Uit de bodemkwaliteitskaart blijkt dat het grootste deel van het gebied licht tot matig verontreinigd is. Verontreinigingen worden voornamelijk veroorzaakt door dempingen en stortlocaties. Van de stortlocaties zijn Marpet en Nauerna de bekendste en meest omvangrijke. Nauerna ligt buiten het plangebied. De dempingen werden niet uitsluitend met verontreinigd materiaal gedaan, maar ook met gebiedseigengrond waarvan de kwaliteit beter kan zijn. De verontreinigingen langs de Dorpsstraat zijn mogelijk afkomstig van het ophoogmateriaal of eventueel door (voormalige) ondergrondse tanks of andere bodembedreigende activiteiten (afhankelijk van de bedrijfsactiviteit).

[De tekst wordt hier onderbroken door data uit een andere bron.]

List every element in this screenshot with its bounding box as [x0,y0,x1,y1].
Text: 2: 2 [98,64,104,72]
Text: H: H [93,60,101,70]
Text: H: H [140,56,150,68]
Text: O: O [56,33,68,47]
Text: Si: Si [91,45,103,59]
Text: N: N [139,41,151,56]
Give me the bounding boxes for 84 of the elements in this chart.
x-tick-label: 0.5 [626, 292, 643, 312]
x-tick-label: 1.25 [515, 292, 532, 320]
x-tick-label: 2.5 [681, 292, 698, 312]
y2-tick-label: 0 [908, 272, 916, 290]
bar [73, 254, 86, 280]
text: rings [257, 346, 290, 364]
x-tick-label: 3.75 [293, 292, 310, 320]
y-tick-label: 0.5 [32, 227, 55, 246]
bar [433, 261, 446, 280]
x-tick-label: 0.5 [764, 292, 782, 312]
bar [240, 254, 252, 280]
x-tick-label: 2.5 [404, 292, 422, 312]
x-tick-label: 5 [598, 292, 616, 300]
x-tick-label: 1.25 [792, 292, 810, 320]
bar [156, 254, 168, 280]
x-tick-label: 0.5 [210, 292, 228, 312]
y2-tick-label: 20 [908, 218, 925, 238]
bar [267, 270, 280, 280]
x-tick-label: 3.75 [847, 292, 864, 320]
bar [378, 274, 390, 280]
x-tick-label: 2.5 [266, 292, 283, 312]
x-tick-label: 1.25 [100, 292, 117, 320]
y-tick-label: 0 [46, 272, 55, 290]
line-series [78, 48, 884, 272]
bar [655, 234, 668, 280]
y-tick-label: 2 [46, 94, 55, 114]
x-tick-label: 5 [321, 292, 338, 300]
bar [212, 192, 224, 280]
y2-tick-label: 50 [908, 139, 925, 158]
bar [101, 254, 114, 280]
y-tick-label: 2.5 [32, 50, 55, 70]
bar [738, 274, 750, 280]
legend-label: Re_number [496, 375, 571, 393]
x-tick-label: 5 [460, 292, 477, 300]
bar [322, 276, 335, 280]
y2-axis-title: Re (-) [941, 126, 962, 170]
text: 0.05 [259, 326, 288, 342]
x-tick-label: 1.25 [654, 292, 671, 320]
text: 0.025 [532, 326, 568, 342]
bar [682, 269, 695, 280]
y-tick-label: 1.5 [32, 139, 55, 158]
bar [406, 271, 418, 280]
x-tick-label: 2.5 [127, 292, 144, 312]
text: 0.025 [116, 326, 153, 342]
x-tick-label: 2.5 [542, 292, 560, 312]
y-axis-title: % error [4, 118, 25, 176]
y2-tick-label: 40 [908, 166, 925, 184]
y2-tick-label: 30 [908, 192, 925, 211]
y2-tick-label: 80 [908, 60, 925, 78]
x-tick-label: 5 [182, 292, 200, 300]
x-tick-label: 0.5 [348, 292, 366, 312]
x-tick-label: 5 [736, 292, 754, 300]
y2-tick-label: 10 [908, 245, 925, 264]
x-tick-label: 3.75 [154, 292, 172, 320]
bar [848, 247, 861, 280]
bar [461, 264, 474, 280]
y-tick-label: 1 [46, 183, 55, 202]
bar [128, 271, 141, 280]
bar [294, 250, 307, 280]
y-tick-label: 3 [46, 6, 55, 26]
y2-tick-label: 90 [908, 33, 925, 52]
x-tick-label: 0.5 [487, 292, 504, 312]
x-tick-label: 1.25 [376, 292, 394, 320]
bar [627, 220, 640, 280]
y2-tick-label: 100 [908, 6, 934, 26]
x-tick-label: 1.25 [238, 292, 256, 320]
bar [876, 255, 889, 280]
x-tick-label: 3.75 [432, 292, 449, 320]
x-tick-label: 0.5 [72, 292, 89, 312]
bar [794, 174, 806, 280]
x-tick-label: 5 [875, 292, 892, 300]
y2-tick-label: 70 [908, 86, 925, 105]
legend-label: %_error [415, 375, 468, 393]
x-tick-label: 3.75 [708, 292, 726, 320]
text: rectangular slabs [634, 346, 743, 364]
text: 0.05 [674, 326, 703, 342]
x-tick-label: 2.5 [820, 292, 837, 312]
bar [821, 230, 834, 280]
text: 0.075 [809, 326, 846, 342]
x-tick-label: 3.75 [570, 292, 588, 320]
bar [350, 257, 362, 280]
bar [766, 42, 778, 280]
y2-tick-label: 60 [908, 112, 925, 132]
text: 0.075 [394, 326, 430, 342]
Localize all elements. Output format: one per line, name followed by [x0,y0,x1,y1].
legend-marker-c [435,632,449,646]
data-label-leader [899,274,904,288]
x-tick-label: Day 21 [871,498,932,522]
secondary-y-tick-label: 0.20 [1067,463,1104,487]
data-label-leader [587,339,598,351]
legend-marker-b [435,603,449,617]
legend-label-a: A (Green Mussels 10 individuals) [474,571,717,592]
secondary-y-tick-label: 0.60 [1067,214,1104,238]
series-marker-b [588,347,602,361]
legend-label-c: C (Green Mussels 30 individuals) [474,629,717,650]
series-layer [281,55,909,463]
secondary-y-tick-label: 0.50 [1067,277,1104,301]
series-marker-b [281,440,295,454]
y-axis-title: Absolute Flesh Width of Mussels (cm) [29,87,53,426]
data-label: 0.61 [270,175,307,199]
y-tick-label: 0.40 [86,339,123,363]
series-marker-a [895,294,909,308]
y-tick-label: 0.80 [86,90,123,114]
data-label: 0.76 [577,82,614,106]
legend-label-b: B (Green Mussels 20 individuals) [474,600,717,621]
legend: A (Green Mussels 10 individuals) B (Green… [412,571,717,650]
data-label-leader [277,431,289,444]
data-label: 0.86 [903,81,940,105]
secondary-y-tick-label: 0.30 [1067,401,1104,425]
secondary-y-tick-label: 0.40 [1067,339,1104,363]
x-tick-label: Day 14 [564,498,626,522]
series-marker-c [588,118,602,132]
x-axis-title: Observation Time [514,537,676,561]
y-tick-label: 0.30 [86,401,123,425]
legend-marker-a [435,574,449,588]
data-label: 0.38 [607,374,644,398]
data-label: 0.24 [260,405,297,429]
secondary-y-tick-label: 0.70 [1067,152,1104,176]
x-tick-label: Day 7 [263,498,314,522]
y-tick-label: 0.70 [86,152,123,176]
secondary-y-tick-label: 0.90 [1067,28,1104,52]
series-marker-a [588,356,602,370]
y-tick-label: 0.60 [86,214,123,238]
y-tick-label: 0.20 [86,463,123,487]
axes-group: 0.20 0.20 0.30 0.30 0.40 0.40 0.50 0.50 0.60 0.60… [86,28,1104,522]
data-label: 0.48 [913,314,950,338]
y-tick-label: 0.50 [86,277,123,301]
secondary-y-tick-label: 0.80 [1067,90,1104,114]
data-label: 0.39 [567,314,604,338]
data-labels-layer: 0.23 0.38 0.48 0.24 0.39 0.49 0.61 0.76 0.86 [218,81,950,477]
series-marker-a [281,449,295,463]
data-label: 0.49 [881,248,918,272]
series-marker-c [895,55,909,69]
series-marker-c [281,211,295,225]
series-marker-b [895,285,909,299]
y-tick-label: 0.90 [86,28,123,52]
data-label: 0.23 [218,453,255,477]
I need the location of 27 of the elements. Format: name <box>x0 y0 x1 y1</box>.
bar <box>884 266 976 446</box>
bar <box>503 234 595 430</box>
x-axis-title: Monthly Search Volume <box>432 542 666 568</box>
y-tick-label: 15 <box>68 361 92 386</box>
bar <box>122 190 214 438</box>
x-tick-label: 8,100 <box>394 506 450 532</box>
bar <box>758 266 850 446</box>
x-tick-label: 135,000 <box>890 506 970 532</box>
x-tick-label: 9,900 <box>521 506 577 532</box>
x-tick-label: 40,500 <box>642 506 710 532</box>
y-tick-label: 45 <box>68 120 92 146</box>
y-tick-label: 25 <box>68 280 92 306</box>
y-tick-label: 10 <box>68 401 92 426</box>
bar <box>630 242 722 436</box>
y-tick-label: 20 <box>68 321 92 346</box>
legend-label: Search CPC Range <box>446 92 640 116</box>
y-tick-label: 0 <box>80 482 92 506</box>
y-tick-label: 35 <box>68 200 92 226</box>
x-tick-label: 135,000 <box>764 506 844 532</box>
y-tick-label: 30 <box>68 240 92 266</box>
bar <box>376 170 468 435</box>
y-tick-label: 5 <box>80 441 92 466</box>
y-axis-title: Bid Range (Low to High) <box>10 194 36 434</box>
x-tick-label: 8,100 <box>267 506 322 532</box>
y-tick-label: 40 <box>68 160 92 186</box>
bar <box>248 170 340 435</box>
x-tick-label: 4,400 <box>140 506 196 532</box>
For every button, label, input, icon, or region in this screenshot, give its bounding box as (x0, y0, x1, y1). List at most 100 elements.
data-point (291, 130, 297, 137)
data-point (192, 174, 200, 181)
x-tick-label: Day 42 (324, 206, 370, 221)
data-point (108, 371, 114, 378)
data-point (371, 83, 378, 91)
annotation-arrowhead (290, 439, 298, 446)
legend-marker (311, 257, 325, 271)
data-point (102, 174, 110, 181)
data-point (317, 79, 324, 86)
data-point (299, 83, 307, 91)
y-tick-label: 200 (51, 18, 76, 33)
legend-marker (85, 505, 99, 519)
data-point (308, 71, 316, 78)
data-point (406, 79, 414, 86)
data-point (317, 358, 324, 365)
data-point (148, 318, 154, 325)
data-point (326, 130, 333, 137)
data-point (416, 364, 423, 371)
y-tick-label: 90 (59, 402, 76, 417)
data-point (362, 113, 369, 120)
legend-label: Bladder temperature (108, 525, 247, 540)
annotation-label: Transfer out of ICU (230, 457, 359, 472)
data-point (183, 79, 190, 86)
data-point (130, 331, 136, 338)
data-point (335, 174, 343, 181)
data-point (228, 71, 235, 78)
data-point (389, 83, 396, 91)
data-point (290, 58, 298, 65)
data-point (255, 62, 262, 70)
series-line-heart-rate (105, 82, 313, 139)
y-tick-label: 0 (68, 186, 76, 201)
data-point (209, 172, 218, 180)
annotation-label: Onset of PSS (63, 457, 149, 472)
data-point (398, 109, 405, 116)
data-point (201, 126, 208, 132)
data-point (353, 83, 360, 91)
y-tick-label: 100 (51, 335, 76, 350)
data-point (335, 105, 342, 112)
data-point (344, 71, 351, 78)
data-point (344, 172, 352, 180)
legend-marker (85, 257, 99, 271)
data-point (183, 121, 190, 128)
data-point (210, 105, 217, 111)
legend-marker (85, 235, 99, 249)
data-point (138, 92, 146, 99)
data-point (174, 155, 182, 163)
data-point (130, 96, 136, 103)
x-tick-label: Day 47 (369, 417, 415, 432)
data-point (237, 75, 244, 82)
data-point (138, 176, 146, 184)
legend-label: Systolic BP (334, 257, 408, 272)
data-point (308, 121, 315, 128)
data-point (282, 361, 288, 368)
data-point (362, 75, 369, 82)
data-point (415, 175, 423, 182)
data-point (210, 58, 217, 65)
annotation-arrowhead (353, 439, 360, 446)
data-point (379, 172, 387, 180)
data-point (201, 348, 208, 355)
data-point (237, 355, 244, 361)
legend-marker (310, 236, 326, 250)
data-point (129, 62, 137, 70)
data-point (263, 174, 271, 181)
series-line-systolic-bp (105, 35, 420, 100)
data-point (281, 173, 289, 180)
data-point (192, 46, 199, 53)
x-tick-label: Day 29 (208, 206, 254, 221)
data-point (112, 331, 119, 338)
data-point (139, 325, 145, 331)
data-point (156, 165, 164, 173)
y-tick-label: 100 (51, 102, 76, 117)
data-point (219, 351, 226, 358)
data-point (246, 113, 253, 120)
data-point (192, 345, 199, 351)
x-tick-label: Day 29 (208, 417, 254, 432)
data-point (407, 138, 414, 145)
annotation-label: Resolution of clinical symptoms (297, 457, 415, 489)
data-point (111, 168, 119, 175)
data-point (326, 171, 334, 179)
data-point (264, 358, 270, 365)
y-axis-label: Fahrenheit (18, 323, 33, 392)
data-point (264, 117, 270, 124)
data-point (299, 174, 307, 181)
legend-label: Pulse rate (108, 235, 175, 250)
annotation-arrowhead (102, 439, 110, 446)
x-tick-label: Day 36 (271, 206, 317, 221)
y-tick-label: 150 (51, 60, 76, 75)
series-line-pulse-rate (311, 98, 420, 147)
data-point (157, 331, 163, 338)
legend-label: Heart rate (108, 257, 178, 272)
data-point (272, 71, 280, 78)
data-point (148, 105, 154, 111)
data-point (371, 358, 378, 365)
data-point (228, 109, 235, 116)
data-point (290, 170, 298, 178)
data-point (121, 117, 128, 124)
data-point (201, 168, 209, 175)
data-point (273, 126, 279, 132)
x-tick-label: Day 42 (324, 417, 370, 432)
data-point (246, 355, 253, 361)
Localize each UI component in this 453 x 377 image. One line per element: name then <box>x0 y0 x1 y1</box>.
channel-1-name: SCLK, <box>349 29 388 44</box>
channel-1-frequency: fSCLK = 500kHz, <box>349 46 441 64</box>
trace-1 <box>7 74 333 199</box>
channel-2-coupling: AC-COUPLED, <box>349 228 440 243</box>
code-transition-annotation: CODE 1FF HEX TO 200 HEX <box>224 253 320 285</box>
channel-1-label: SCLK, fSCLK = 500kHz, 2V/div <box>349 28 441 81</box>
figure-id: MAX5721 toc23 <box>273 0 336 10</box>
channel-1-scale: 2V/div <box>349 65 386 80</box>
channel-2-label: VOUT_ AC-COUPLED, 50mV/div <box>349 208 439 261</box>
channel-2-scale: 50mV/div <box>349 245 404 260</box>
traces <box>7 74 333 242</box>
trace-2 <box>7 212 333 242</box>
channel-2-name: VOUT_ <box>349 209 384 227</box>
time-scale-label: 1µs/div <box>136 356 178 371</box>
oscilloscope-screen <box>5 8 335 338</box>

In het gebied zijn een groot aantal bodemonderzoeken uitgevoerd, hiervan is niet bekend of deze actueel genoeg zijn. In het kader van het bestemmingsplan is het vooralsnog niet relevant om deze specifiek te beoordelen, omdat het een conserverend plan betreft en er geen potentiële ontwikkelinglocaties bekend zijn afgezien van het sportpark. Voor het sportpark is onderzoek gedaan naar de milieuhygiënische bodemkwaliteit. Hieruit bleek dat er geen belemmeringen zijn.

In het plangebied is niet uit te sluiten dat door historisch gebruik evenals dempingen van sloten met materiaal van onbekende herkomst verontreiniging van de bodem is opgetreden. Geadviseerd wordt dan ook om bodemonderzoek uit te laten voeren indien binnen het plangebied een gebruikswijziging plaats gaat vinden of in geval van nieuwbouw, verkooptransacties en dergelijke.

De bodemkwaliteit geeft geen beperkingen voor het bestemmingsplan en de ontwikkeling van het sportpark.

6.1.2 Luchtkwaliteit

Voor luchtkwaliteit is de volgende wet- en regelgeving van toepassing:

  • 1. Wet luchtkwaliteit
  • 2. Regeling beoordeling luchtkwaliteit 2007
  • 3. Nationaal Samenwerkingsprogramma Luchtkwaliteit (NSL)
  • 4. AMvB 'Niet In Betekenende Mate' (NIBM)
  • 5. Besluit gevoelige bestemmingen
  • 6. Regeling Projectsaldering luchtkwaliteit 2007

Uit het onderzoek naar de luchtkwaliteit voor de jaren 2011, 2015 en 2022 blijkt dat binnen het plangebied geen overschrijdingen van de grenswaarden voor de luchtkwaliteit plaatsvinden. Geconcludeerd wordt dat dit ook het geval zal zijn voor de tussenliggende jaren. Uit de berekeningen blijkt dat er geen overschrijdingen zijn van de grenswaarden van het Besluit luchtkwaliteit. De luchtkwaliteit vormt geen belemmering voor het bestemmingsplan.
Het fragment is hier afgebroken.